BERLIN taz | Erst Mitte Juni traf es Norderney: Mitten in der Badesaison sammelten 30 städtische Mitarbeiter per Harken und Radladern die weißgrauen bis gelblichen Klumpen, zwischen sechs und zehn Zentimeter groß, vom Strand der Nordseeinsel. Im März war Sylt dran: Helfer klaubten handballgroße Paraffinklumpen auf, insgesamt 73 Kubikmeter hatten die Strände verpestet.

Damit Nord- und Ostsee nicht mehr als Müllkippe benutzt werden, wollen die norddeutschen Bundesländer handeln. Für die Konferenz der Landesumweltminister am Mittwoch in Heidelberg gibt es eine gemeinsame Beschlussvorlage. „Wir wollen erreichen, dass Paraffin auf die Liste jener Materialien kommt, die nicht ins Meer eingeleitet werden dürfen“, sagt Mecklenburg-Vorpommerns Ressortchef Till Backhaus (SPD).

Paraffin ist ein Nebenprodukt der Erdölverarbeitung. Es wird bei der Kerzenherstellung sowie im Kosmetik- und Medizinbereich sowie bei der Imprägnierung von Papier, Textilien und Holz verwandt und flüssig in Tankern über die Weltmeere geschippert. Im Wasser, etwa beim Spülen von Tanks auf See, erstarrt es zu Klumpen. Seevögel können sterben, wenn sie sich nach dem Kontakt mit dem Material putzen und größere Mengen davon aufnehmen.

Bisher ist die Verklappung von Paraffin außerhalb der 12-Seemeilen-Zone legal. Allerdings spülen viele Tanker ihre Tanks direkt nach der Entladung in Hamburg auf See aus – der Hafen ist einer der größten Paraffin-Umschlagplätze Europas.

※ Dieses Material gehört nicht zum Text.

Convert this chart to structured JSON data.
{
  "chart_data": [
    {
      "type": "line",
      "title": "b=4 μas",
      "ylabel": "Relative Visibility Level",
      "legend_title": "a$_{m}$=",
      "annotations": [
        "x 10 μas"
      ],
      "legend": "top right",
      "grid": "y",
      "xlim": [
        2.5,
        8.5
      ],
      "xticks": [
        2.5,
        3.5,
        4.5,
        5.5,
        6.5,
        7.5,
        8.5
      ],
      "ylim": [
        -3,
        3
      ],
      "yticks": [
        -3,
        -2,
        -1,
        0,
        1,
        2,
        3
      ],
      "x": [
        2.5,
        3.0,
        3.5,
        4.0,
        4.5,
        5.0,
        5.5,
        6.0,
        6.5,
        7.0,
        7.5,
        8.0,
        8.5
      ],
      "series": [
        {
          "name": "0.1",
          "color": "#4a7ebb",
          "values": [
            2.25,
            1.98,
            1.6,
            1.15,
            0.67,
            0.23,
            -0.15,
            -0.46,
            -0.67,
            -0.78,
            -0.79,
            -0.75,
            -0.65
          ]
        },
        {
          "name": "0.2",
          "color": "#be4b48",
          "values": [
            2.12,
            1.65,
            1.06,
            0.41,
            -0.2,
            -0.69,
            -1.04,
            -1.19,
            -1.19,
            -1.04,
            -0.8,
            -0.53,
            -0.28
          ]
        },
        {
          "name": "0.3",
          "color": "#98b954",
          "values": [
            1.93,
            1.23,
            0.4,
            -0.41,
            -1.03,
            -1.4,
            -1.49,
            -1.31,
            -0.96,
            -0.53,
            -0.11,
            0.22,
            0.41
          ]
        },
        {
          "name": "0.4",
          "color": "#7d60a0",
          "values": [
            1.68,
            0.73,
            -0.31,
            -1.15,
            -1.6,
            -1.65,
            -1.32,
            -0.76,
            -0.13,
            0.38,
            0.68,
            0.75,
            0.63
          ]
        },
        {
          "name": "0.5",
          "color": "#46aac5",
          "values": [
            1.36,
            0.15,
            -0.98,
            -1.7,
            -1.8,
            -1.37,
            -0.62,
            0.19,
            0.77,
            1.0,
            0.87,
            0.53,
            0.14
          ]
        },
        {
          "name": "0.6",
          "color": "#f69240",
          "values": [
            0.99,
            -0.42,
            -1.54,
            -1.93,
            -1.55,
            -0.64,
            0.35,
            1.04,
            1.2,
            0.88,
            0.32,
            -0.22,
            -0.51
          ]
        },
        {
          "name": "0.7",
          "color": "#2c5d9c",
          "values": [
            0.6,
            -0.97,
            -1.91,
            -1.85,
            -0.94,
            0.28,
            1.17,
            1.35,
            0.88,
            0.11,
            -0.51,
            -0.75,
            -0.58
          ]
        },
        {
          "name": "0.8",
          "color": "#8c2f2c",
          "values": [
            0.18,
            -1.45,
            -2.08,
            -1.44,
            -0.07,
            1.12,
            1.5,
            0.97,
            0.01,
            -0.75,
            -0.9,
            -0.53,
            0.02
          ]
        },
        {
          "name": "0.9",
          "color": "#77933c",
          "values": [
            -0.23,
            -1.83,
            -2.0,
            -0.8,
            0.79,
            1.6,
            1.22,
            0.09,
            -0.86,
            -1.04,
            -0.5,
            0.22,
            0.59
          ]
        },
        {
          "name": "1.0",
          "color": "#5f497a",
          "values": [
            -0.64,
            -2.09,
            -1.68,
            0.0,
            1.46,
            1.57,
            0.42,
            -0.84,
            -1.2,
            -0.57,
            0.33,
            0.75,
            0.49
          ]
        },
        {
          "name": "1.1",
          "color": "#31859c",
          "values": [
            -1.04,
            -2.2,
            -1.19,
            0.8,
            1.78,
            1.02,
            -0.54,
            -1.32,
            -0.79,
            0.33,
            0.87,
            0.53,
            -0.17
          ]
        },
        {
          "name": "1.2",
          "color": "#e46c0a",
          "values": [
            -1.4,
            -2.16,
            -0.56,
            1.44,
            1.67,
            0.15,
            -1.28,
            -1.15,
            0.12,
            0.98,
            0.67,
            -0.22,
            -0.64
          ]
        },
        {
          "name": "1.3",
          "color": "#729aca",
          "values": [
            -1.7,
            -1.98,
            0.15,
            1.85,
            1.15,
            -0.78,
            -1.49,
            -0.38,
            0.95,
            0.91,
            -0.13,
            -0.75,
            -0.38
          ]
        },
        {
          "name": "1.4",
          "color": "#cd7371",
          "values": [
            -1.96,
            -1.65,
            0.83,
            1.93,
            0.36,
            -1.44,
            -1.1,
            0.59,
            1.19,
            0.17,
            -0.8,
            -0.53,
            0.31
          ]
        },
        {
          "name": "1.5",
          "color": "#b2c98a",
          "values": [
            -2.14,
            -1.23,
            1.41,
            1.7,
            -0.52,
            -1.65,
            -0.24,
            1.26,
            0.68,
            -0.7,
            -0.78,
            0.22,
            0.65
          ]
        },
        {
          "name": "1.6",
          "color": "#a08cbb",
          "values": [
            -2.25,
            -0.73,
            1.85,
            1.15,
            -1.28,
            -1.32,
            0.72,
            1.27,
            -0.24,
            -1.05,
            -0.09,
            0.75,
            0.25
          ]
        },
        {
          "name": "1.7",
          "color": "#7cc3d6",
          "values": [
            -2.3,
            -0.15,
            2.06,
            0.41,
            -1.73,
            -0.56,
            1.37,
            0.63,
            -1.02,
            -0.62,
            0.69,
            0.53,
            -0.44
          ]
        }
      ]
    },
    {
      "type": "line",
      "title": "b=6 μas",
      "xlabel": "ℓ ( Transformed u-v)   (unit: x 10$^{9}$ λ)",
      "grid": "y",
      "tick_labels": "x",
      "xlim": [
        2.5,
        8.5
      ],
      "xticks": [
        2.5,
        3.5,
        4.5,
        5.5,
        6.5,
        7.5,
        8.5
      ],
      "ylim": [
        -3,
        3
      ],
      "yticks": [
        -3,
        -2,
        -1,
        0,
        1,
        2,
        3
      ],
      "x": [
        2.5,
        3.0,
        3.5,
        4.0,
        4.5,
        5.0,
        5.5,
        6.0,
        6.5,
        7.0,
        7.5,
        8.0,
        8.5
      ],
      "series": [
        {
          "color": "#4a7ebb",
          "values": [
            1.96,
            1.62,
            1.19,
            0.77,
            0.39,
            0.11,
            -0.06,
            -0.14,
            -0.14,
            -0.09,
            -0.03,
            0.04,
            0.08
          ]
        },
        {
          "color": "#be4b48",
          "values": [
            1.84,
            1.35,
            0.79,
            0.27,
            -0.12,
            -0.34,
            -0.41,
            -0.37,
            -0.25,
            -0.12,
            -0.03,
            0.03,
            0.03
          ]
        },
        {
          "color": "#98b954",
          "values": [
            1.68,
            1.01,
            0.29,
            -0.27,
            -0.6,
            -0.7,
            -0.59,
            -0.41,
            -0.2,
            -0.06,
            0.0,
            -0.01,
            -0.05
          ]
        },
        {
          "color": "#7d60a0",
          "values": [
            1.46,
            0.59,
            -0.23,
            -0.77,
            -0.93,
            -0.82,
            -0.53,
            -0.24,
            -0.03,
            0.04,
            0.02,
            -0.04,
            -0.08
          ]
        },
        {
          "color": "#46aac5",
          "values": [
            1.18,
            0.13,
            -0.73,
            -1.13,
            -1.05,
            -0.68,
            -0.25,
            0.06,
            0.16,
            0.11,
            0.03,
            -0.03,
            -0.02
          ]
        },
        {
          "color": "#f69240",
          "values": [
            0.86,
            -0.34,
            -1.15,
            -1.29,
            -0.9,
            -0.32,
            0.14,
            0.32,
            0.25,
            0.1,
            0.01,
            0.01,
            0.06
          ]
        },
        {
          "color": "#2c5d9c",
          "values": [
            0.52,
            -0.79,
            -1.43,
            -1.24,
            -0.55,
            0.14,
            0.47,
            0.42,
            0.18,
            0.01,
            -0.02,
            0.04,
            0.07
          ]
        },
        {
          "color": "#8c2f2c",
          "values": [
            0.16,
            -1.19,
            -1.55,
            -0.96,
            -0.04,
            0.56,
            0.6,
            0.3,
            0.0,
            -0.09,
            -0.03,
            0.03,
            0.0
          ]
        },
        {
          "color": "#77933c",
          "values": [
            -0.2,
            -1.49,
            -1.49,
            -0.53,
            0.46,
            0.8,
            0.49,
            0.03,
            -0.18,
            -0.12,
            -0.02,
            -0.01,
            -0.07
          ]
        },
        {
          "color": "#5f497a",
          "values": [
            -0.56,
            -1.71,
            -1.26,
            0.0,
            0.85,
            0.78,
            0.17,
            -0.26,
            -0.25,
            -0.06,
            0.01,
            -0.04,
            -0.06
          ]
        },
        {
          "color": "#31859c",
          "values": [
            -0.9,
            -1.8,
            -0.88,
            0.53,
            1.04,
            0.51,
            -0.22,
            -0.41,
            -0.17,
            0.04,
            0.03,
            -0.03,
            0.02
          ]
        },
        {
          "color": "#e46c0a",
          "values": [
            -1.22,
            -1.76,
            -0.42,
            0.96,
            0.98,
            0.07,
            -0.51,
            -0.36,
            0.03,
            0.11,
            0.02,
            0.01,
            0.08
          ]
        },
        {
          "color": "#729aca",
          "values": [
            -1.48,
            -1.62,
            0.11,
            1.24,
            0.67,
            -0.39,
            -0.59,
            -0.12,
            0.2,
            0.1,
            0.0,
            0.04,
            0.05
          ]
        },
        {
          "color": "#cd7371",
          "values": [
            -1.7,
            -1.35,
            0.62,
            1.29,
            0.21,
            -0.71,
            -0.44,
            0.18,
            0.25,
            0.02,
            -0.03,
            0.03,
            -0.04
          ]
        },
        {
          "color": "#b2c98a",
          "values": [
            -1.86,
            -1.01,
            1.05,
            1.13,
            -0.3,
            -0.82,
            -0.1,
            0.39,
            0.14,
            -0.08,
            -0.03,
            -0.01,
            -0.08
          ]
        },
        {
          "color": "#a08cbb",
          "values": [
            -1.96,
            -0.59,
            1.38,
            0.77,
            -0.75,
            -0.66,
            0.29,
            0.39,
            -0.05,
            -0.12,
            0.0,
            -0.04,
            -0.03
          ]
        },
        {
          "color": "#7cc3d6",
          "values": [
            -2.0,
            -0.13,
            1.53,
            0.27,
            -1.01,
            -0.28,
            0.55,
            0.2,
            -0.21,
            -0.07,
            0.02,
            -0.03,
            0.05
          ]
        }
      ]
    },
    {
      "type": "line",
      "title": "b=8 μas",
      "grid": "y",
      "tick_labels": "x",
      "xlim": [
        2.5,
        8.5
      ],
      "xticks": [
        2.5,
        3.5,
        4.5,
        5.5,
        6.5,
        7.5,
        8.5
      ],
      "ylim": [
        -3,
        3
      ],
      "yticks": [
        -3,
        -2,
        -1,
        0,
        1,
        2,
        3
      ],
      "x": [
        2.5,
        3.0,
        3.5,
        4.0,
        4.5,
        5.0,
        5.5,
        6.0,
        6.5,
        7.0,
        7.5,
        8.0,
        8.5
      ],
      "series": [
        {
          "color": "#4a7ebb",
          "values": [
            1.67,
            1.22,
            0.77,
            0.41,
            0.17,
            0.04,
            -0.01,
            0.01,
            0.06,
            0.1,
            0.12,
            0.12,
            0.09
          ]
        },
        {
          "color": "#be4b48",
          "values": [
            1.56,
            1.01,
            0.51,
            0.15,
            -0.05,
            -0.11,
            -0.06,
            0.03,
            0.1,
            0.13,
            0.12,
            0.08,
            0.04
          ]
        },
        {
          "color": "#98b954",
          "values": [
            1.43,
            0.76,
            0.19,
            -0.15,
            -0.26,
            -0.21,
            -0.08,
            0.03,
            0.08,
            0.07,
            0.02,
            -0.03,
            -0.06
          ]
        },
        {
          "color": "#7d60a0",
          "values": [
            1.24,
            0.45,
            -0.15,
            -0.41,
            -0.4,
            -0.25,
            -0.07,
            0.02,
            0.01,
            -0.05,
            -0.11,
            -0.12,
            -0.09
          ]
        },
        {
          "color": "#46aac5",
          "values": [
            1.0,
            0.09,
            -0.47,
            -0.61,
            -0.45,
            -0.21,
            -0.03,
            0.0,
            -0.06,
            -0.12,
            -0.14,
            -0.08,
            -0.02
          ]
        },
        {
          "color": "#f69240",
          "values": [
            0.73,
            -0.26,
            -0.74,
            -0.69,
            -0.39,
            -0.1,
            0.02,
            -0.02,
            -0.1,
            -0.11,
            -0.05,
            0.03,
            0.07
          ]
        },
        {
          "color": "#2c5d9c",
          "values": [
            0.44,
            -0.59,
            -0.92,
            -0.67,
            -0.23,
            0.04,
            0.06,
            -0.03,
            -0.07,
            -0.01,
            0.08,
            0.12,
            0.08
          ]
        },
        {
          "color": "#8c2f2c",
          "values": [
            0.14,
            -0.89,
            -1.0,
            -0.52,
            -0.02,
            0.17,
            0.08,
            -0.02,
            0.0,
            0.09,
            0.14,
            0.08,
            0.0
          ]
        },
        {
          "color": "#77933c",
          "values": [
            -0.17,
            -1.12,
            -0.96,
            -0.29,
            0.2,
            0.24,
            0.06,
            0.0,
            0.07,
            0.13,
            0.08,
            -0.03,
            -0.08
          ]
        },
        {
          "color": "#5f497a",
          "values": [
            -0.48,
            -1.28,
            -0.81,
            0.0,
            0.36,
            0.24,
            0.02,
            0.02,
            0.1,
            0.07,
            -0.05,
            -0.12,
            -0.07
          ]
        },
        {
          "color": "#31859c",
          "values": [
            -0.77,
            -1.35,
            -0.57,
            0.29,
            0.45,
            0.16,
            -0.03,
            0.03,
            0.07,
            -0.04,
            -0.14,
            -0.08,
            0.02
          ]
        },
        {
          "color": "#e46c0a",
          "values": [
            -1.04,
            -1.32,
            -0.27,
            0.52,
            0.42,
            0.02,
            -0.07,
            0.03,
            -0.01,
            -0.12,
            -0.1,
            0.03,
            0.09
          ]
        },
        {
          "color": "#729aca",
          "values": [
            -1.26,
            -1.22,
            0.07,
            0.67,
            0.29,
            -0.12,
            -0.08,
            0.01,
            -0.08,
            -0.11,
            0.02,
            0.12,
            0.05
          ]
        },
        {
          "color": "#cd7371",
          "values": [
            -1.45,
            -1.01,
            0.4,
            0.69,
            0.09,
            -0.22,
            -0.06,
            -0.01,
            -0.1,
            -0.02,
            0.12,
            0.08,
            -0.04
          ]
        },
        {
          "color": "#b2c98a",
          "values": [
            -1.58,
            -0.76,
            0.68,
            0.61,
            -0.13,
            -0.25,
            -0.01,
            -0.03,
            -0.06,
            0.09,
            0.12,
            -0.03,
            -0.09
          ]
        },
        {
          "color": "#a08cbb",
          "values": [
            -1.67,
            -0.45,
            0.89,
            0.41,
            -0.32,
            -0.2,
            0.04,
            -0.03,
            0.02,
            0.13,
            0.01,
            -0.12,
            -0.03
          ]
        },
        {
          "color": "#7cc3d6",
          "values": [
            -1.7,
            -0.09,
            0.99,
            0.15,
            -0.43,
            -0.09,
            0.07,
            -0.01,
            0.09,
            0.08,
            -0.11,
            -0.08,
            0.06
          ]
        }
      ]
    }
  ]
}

Backhaus plädiert dafür, dass die Tanks künftig im Hafen gespült und die Abwässer dort sachgerecht entsorgt werden müssen. Laut der Vorlage soll sich die Bundesregierung auch in der internationalen Schifffahrtsorganisation IMO für eine Änderung der entsprechenden Abkommen einsetzen.

Auch an der Ostsee ist das Thema virulent. „Wer im Frühjahr die Strände im Nordosten Rügens gesehen hat, der weiß, warum wir nun endlich han- deln müssen“, sagt Backhaus. Ende April waren auf Rügen unzählige Paraffinklumpen angeschwemmt worden. Strände wurden gesperrt, Helfer kämmten die Küste dann tagelang danach ab, auch Feuerwehr und Technisches Hilfswerk waren im Einsatz. In der Tromper Wiek, einem Strandabschnitt nahe Kap Arkona, sammelten sie auf etwa zehn Kilometern Länge 32,5 Kubikmeter des Paraffin-Sandgemischs ein. Solche Anspülungen hatte es zuletzt auch an den Nordfriesischen Inseln, am Darß und auf Usedom gegeben.

„Es kann doch nicht sein, dass die Reeder die Kosten der Abfallentsorgung sparen und die Allgemeinheit dann aufkommen muss, wenn die Klumpen an Land gelangen“, sagt Backhaus. Einem Gutachten zufolge, auf dem sich die Beschlussvorlage begründet, gelten reine Paraffine für den Menschen als ungefährlich. Da sie beim Transport aber oft Beimischungen aufwiesen, könnten Haut- und Atemwegsreizungen nicht ausgeschlossen werden.